“现在没人愿意去河北当官。”平阳原御史寺、今长史府内,裴邵对人叙说着他的见闻。
他刚刚奉命去河北转了一圈。
先至邺城拜会右军司卢志,然后是冀州诸郡,最远去了一趟常山,前两天刚回到平阳。
提及河北之事,就是一脑门子官司,叹气连连。
“如何?”五兵尚书左丞卫展一边看向裴邵,一边夹菜,突然发现盘里的羊肉已经吃完了。
裴邵见了,哈哈大笑,道:“道舒,闻喜那边还没送羊过来,今日份已食毕,再多却没有了,现在买不到羊。”
当然,这话夸张了。
就凭他幕府左长史的身份,真买不到羊吗?装模作样罢了。
而今粮食紧缺,生民艰难,梁王都号召减膳节省粮食了,他们又如何敢做得太过分?
今日在座之人如果出去传扬一番,说裴长史招待贵客,唯粗饭粝餐,众人甘之如饴,岂不是增长名声?

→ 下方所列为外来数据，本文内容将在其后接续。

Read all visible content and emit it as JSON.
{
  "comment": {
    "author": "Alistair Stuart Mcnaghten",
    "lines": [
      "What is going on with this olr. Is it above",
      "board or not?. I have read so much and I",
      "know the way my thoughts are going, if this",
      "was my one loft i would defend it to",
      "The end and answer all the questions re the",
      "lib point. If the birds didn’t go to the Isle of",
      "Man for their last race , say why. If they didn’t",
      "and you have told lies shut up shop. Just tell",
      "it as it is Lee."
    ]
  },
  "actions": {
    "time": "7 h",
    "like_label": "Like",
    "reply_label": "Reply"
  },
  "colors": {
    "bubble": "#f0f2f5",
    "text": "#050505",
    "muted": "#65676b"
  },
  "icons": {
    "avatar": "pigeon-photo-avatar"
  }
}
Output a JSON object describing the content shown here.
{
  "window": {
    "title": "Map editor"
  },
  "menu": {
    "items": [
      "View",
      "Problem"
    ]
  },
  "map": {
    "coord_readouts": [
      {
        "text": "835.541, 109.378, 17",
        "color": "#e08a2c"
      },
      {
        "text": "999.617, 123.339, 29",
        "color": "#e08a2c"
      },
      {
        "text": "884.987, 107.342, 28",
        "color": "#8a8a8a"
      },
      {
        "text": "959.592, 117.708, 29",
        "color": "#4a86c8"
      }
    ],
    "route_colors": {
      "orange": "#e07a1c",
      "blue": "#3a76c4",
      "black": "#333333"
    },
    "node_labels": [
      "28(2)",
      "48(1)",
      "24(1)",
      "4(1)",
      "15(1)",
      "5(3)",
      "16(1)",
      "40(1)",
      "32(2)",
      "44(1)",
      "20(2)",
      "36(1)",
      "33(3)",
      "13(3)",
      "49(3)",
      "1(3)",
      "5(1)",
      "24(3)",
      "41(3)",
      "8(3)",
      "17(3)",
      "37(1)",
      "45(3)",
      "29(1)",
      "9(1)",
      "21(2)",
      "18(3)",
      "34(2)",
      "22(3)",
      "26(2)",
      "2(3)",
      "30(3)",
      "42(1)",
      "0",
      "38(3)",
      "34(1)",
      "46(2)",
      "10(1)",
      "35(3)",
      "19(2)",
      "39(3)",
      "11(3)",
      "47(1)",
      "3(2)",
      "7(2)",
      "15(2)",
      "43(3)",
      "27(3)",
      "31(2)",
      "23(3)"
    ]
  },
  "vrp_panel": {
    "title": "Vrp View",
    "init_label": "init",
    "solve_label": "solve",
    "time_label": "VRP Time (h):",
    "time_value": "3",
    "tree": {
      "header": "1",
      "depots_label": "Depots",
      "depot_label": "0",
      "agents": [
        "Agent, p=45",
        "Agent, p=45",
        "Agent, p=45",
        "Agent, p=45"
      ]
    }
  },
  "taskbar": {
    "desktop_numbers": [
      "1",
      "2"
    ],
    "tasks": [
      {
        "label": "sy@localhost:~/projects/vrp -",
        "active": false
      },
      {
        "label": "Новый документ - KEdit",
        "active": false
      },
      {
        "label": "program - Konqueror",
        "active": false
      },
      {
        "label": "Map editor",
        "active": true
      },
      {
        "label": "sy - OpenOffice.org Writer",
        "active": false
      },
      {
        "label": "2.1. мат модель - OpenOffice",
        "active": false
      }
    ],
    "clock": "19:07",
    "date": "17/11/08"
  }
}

卫展当然明白里间的弯弯绕,闻言放下筷子,道:“大王不是在太原、岢岚击破了不少部落,获牛羊杂畜二十余万么?”
其实,被镇压的那些曾有反迹的部落也很困难。但他们被大肆屠戮,瓜分人丁、牛羊、牧场后,其他部落的困难就缓解了。
世道其实就这么残酷。让人吃饱有两种办法,一种是多搞点粮食,另一种是多弄死点人,分了他们的粮食。
胡人最了解胡人,动起手来也不含糊。
清理完“逆贼”后,岢岚、太原二郡的部落被斩杀、俘虏四万余人——很明显,这里面有扩大化的趋势,保不齐有人公报私仇,将一些部落逼反,只不过闹得不大,没人追究罢了。
“道舒,太原是太原,平阳是平阳,怎可一概而论。”裴邵说道:“就是你现在去平阳西边的蒲子等县买牛羊,胡人也不卖了,都知道现在日子不好过。”
“也是。”卫展附和道,拿起酒壶,发现里面酒也不多了,仆婢们也没端新酒上来,顿时暗笑裴邵做戏还真做全套。
“再说回方才之事。”裴邵看了众人一眼,道:“昨日收到消息,常山地震,山崩多处,中山、赵、巨鹿等地亦有少许影响。特别是那灵寿县,老夫之前还去过,听闻地裂数十丈,有浑水涌出,极为骇人。”
卫展一听,真是惊愕莫名。
听闻河北整个七月份都在下大雨,虽然比不上去年,但也非常厉害了。
五月麦收之后,六月正要播种黍豆之属,奈何雨势连绵,百姓都绝望了,于是干脆扣下种子当做吃食,再把仅有的一点存粮运到高处,苦捱时日。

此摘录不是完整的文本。